Common Sense Note
Parents need to know that The Living Daylights is the 15th adventure in the James Bond series and the first to star Timothy Dalton. Made in the 1980s, it featured a concession to the AIDS era and showed Bond seducing only one woman in the line of duty, though other women are still treated as sexual objects. The PG-rated violence features heavy fighting, chasing, explosions, shooting, and killing, with only a little blood shown; the violence is not particularly realistic. Language is not an issue, except for a brief middle-finger gesture, and drinking and smoking are kept to the background, although Bond smokes a cigarette and drinks a whiskey. Opium smuggling is a part of the criminal plot. All in all, this is one of the less iffy Bond films and perhaps a good place for fans to begin. (The next film in the series, Licence to Kill, was an attempt to showcase a much darker Bond.)
Sexual
Content
Bond rips a woman's top off, briefly revealing the side of her naked breast.

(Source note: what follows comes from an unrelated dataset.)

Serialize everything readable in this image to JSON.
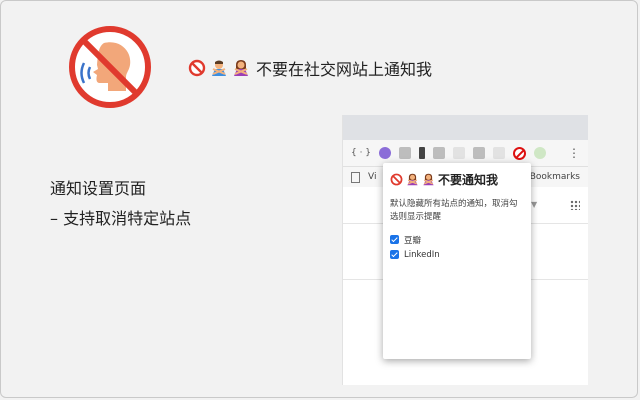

Plenty of women in bikinis. A woman distracts a man by shoving his face into her cleavage. Two briefly shown naked male bottoms. Some kissing and iffy sexual situations.
Violence
Plenty of fighting, chasing, shooting, explosions, and deaths, with some blood shown. Kitchen fight with knives, mildly burning faces. Strangling with headphone cord. Some dangerous stunts. A war "museum" with a Hitler statue.
Language
A very brief middle-finger gesture.
Social
Behavior
Bond is a little more well-behaved in this entry, seducing only one woman in the line of duty, though other women are treated as objects. His license to kill gives him freedom to cause all kinds of destruction without consequences.
Consumerism
Philips electronics are shown more than once: a car stereo, a keychain, and so on.
Drugs / Tobacco /
Alcohol
Part of the plot involves opium smuggling. Bond is shown smoking a cigarette and drinking whiskey. A martini is drugged. Some other brief, background drinking/smoking, reference to champagne.